Between each dive, we headed back to the island for some short lived R&R in the small enclave of inhabitation which cuts into the otherwise untouched rainforest. Nothing more than a covered terrace, WC, a couple of hungry monitor lizards and the rather unintimidating army quarters – an enlargened shack, a couple of hammocks and fake machine gun out front. Admittedly the soldiers hold what look like real ones, but I doubt they could do much if local Philippine pirates came kidnapping as they did under ten years ago, coincidently while I was last in Borneo.
Soon we jump back in the boat with anticipation. One of the best dives is from right out the front of the jetty. Down along the imposing, knobbly wall on which cling expansive fan corals sifting for dinner. Further down to twenty meters and there it is, Turtle Tomb. A cavern which gnaws into the island and, reportedly, out the other side, through hundreds of meters of twisting, squeezing, pitch-black passages. Not for me on this trip! Its name derives from the turtle remains which litter the interior, remnants of their lost previous owners.

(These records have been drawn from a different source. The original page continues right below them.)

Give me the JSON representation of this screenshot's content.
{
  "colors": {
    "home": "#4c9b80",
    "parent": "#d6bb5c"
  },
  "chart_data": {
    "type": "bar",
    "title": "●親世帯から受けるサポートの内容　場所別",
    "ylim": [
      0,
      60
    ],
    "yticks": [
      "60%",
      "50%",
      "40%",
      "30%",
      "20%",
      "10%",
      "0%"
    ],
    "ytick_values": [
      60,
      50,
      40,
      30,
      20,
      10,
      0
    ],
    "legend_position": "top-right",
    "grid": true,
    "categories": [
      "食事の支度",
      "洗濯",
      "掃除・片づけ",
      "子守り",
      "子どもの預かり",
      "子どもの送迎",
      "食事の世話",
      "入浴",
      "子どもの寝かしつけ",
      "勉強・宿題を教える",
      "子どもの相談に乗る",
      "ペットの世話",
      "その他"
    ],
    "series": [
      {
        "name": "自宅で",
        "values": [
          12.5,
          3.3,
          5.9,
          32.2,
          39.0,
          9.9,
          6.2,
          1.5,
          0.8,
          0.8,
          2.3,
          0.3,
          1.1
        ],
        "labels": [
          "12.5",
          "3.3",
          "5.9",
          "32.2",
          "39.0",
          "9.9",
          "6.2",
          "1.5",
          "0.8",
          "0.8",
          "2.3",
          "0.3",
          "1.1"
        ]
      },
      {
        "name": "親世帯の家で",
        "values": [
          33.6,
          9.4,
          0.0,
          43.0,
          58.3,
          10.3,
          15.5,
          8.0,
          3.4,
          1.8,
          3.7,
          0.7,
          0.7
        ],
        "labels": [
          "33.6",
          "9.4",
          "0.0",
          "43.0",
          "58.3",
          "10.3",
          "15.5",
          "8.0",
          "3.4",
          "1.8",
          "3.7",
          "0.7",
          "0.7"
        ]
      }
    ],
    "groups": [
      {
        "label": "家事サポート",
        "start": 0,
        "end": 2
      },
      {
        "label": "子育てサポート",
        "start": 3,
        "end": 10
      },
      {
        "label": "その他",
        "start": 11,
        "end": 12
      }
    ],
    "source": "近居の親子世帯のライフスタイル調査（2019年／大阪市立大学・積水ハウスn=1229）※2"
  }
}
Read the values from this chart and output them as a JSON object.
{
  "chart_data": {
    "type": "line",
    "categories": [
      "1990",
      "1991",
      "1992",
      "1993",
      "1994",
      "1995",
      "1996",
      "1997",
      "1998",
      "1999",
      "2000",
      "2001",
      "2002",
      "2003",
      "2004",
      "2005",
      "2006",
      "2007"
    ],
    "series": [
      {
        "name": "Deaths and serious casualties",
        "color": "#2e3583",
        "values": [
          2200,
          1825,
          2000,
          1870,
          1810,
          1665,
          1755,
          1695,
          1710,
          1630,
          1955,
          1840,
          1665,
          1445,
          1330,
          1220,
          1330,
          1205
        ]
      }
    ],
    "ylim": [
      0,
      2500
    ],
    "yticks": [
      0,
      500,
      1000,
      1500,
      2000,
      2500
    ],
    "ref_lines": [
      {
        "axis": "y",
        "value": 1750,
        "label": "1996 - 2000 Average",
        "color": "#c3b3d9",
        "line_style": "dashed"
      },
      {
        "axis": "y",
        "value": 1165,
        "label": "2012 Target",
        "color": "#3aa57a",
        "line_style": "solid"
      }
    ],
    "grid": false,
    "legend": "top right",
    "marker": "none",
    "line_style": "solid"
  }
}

From the entrance the cavern opens up into a chamber several meters in diameter. As your eyes adjust to the inky darkness small shoals of fish can be made out. Fifteen meters in we turn around and behold the startling light cave entrance. Shoals of fish cut across this vibrant blue which overpowers your remaining field of vision. As we kick out a solitary barracuda grimaces. There were to be plenty more of them....
The signature dive at Sipidan is called Barracuda Point. Two guesses at what we found there. Forget the hundred strong shoal of jacks we plummeted into at the start of the dive. Pay some attention to the dozen sharks and numerous turtles we pass by. OK, I took a moment to peer into the unflinching, eery eyes of a great barracuda and then float astern to a small shoal of large yellow striped barracuda. But what really wins, what really gets the juices flowing is an oft seen massive shoal of chevron barracuda. Smaller than their pre-mentioned cousins, well over a thousand of these beauties shoal into a giant, twisting tornado. They are usually seen just off a prominent stretch of rock jutting out into the ocean and, to my delight, they were playing ball on my first dive to the site. Approaching from underneath, I glided up into this fast circling, barrel of scales, fins and teeth. Blotting out everything else. My regulator almost fell out I was smirking so much.
On each dive you are surrounded by more fabulous natural encounters than you can take in. A real highlight of life. Gliding along the exuberant corals on my final dive I was already jealous of my recent experiences. As if to jolt me back to the moment, a small hawksbill turtle glided by and I spent the final minutes of my time there gently shepherding this serene sea dweller.
Back on the boat and speeding back to reality under a strong sun. Awesome.